Open-Access: This article is an open-access article which was selected by an in-house editor and fully peer-reviewed by external reviewers. It is distributed in accordance with the Creative Commons Attribution Non Commercial (CC BY-NC 4.0) license, which permits others to distribute, remix, adapt, build upon this work non-commercially, and license their derivative works on different terms, provided the original work is properly cited and the use is non-commercial. See: http://creativecommons.org/licenses/by-nc/4.0/

Correspondence to: Srividya Vasu, PhD, Visiting Fellow, Cell Growth and Metabolism Section, National Institute for Diabetes and Digestive and Kidney Diseases, National Institutes of Health, Old Georgetown Road and Center Drive, Bethesda, MD 20892, United States. s.vasu@outlook.com

Telephone: +1-301-4517001

Received: April 10, 2016
Peer-review started: April 12, 2016
First decision: May 19, 2016
Revised: August 20, 2016
Accepted: August 30, 2016
Article in press: August 31, 2016
Published online: November 15, 2016

Core Tip

Core tip: Human insulin-releasing 1.1B4 β-cell suspensions and psuedoislets were implanted in streptozotocin-diabetic severe combined immune deficient mice to assess their antidiabetic potential.
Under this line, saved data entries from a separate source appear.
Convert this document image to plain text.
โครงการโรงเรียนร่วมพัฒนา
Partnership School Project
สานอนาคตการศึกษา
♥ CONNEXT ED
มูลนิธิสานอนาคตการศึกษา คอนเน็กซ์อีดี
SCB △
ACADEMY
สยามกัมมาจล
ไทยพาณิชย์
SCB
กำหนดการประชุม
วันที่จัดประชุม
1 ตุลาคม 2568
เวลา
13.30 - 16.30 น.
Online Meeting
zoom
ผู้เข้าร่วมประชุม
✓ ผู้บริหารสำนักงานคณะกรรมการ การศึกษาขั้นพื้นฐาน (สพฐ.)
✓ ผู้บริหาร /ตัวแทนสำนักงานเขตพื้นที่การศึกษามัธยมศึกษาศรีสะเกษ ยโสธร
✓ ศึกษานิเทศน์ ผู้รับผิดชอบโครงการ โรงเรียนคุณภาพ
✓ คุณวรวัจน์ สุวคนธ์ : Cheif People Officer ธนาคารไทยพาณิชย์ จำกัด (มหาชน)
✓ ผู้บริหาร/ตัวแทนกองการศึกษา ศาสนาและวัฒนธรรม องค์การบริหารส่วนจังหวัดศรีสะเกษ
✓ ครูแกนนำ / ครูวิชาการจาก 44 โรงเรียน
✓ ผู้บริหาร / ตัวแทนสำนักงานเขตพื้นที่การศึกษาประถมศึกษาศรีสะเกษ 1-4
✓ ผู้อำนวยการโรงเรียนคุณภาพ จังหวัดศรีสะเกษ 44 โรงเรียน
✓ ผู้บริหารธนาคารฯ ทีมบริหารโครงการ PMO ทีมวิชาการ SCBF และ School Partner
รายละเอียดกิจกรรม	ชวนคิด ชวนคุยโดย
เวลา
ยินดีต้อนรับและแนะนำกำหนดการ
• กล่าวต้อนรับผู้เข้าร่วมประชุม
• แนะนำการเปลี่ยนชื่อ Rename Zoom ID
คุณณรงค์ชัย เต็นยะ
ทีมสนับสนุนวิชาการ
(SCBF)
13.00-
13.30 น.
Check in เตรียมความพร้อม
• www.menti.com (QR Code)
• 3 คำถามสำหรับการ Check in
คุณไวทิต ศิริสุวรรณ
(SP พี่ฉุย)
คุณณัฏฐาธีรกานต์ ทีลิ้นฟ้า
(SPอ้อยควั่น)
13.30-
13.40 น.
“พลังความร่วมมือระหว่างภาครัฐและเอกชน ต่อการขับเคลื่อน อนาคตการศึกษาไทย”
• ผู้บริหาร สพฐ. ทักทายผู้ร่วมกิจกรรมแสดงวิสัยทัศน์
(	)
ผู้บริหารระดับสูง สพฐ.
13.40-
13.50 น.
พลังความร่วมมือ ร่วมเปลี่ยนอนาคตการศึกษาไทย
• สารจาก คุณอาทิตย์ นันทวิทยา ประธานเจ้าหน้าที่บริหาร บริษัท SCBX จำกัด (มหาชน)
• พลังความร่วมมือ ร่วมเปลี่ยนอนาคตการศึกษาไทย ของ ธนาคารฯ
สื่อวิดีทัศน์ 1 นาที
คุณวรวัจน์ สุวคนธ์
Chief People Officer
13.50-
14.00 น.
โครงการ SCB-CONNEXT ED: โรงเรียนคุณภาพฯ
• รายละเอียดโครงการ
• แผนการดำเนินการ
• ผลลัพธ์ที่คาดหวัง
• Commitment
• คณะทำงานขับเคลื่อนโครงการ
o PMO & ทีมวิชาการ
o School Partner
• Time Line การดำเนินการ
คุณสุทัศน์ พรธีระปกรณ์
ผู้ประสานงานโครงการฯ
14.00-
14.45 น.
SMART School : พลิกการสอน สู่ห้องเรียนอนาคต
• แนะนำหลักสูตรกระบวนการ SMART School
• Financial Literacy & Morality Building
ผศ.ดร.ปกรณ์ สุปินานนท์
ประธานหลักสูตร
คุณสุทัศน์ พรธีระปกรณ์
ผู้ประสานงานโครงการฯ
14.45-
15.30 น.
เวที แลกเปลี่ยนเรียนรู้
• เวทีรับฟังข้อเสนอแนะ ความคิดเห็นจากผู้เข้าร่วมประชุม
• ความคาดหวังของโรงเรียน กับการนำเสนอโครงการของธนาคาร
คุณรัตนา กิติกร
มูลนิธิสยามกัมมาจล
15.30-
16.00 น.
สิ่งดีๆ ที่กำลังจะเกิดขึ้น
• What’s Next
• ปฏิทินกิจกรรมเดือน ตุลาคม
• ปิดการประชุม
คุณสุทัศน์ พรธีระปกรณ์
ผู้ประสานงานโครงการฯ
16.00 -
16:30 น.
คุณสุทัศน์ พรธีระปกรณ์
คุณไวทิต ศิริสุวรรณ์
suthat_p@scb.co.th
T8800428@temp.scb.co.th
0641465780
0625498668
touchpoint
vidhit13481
Both cell configurations yielded vascularised, insulin positive β-cell masses. These were associated with beneficial effects on hyperphagia, polydipsia, body weight, hypoinsulinaemia, hyperglycaemia and glucose tolerance. Both treatments were also associated with significant improvements in islet morphology and increased β:α-cell ratio. Pseudoislet recipients displayed gradual glucose normalization, while cell suspension recipients ultimately presented with hypoglycaemic complications. These results provide proof of concept for possible clinical artificial human β-cell psuedoislets, although further work is needed to address the tumourigenicity of clonal cell-lines.